A German newspaper recently spoke of Renzi standing alone against the populist. This is a dangerous misconception of Renzi. (And, since that article also calls him Europe’s first Macron, of Emanuel Macron as well.) Yes, he leads the most pro-European party among the big players in Italy. But he’s as much a populist as Beppe Grillo, Silvio Berlusconi, and Matteo Salvini. It showed in his rise as it shoes in his defeat.
One week and a bit passed since the regional elections in Sicily put Renzi’s ambitions in jeopardy. Before these elections (and after), he had been bragging about how he was the only Politician in recent Italian history who managed to gain 40% twice in elections. While that is true, it’s also not true. And irrelevant. First: his party got 40% under his leadership. He certainly played a big role. Still he cannot claim the victory for himself. Second: his success was one of no-outside options and a vote for a political outsider. He has become establishment since. Populist politicians have a half-life once they take office. It’s like watching movies. You don’t watch Fast and the Furious twice. You wait for the next part of the series.
Unfortunately, Renzi has proven his critics right. He is arrogant and narcissist. Since he lost the referendum, his political message can be summarized with “us, not them”. Or even: Me, not them. I honestly don’t know anymore what the PD stands for politically. I know that for all its opponents. But there is no positive program anymore, or so it seems. Partly Renzi is to blame for this, since he spends much of his time talking about how everyone else is wrong, inside and outside of his party. What’s left at the moment is little more than a mantra of the PD’s certainty to succeed. Noisy, loud, shrill. Making people believe in it.
Just there’s no certainty anymore. Sure, Sicily was expected to be difficult for the PD. It was a landslide defeat. Losing in more than 11%, together with their partners they came in at less than 19%. The Five-Star-Movement achieved respectable 35%, but that wasn’t even enough. The alliance of center-right (read:
center-right) parties made it all the way to 40% (just below that) and got the majority in the regional parliament (spot on 36 necessary seats). At least, looking at the polls, it wasn’t totally a surprise. Those, nation-wide, now put the PD as well in third place (assuming an alliance agreement of the main right-wing parties holds even though now Salvini and Berlusconi engage in some infighting over who should lead this alliance). The supposed campaign leader of the Five-Star-Movement declared the PD no longer to be their opponent. And so did Berlusconi.
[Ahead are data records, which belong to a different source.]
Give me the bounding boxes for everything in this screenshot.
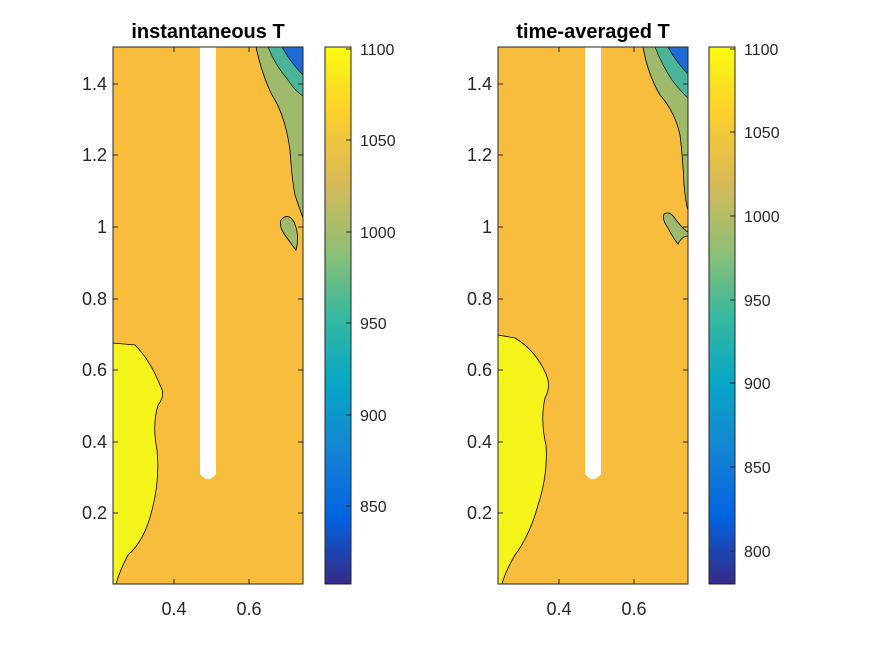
y-tick-label: 0.6 [467, 360, 492, 380]
colorbar-gradient [708, 46, 736, 585]
axes-box [497, 46, 689, 585]
y-tick-label: 0.4 [467, 432, 492, 452]
y-tick-label: 0.2 [82, 503, 107, 523]
y-ticks: 0.2 0.4 0.6 0.8 1 1.2 1.4 [82, 74, 303, 523]
x-tick-label: 0.6 [621, 599, 646, 619]
x-ticks: 0.4 0.6 [161, 47, 262, 619]
cb-tick-label: 950 [744, 293, 771, 310]
x-tick-label: 0.6 [236, 599, 261, 619]
panel-title: time-averaged T [516, 21, 669, 43]
plot-area [112, 46, 304, 585]
y-tick-label: 1.4 [82, 74, 107, 94]
y-tick-label: 1 [97, 217, 107, 237]
y-tick-label: 0.2 [467, 503, 492, 523]
axes-box [112, 46, 304, 585]
region-hot-lower-left [497, 334, 549, 585]
panel-time-averaged: time-averaged T 0.2 [467, 21, 780, 619]
y-tick-label: 1 [482, 217, 492, 237]
colorbar: 800 850 900 950 1000 1050 1100 [708, 42, 780, 585]
y-tick-label: 1.2 [467, 145, 492, 165]
y-ticks: 0.2 0.4 0.6 0.8 1 1.2 1.4 [467, 74, 688, 523]
cb-tick-label: 1000 [360, 225, 396, 242]
region-cool-patch [663, 212, 689, 245]
colorbar-gradient [324, 46, 352, 585]
x-tick-label: 0.4 [546, 599, 571, 619]
colorbar: 850 900 950 1000 1050 1100 [324, 42, 396, 585]
cb-tick-label: 850 [360, 499, 387, 516]
cb-tick-label: 950 [360, 316, 387, 333]
region-cool-patch [279, 216, 298, 251]
insert-white [585, 47, 601, 479]
cb-tick-label: 1100 [744, 42, 779, 59]
cb-tick-label: 900 [360, 408, 387, 425]
region-cool-upper-right [642, 46, 689, 211]
cb-tick-label: 900 [744, 376, 771, 393]
cb-tick-label: 800 [744, 544, 771, 561]
cb-tick-label: 1050 [360, 133, 396, 150]
x-ticks: 0.4 0.6 [546, 47, 647, 619]
panel-instantaneous: instantaneous T 0.2 [82, 21, 396, 619]
insert-white [200, 47, 216, 479]
panel-title: instantaneous T [131, 21, 284, 43]
y-tick-label: 1.2 [82, 145, 107, 165]
plot-area [497, 46, 689, 585]
y-tick-label: 1.4 [467, 74, 492, 94]
cb-tick-label: 850 [744, 460, 771, 477]
cb-tick-label: 1100 [360, 42, 395, 59]
x-tick-label: 0.4 [161, 599, 186, 619]
cb-tick-label: 1000 [744, 209, 780, 226]
y-tick-label: 0.8 [82, 289, 107, 309]
region-cool-upper-right [255, 46, 304, 219]
region-hot-lower-left [112, 342, 163, 585]
y-tick-label: 0.4 [82, 432, 107, 452]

However, given the mechanism of Italy’s new electoral law, the right wing is in a much better position going into the 2018 elections. At this point, they seem more likely than any other opponent (let it be a single party or an alliance) to reach the roughly 40% threshold that will win them the majority. Understandably, since then, hell broke loose in and around the PD.
Renzi himself still firmly believes that the PD owes to him. But not everybody in the PD believes that. Some propose that Renzi shouldn’t even lead the electoral campaign, but instead Gentiloni should be running for staying in his position.
And I agree.
Matteo Renzi is still doing business as usual. He pretends that forming a coalition within the party has never been so smooth and straightforward as this time around. He looks at the most recent PD spin-off as a natural partner for an alliance, ignoring entirely that they just left the PD because they didn’t want to support his politics anymore. And that they are more keen on forming an alliance themselves and without the PD to overtake the PD on the left.
The truth is: the PD and Renzi are now a mismatch, no matter how much they reject any such claim. Even voices that support him propose that he should not lead the PD, but go ahead with a Renzi list, imitating Emanuel Macron or Sebastian Kurz. (Those voices seem to overlook that Renzi’s face is the problem. It’s not the PD, but Renzi who lost trust and popularity.) Renzi responded with a devote face, himself praising Gentiloni as a suitable prime minister – what matters, he said, was a victory for the PD. It only may not be forgotten that Gentiloni was one of Renzi’s most loyal supporters. (Had he not been, Renzi would never have selected him as his successor.) Telling is, however, that they both have to acknowledge that the leadership of the campaign hasn’t been fixed yet.
Gentiloni still stands by his loyalty and declares to not see himself as a possible contender. He’s not (or seems not to be) a politician of that kind. He is prime minister because he was called. He’d be the candidate if he was called to serve. Which makes him even more the better alternative.
But it might well be wishful thinking.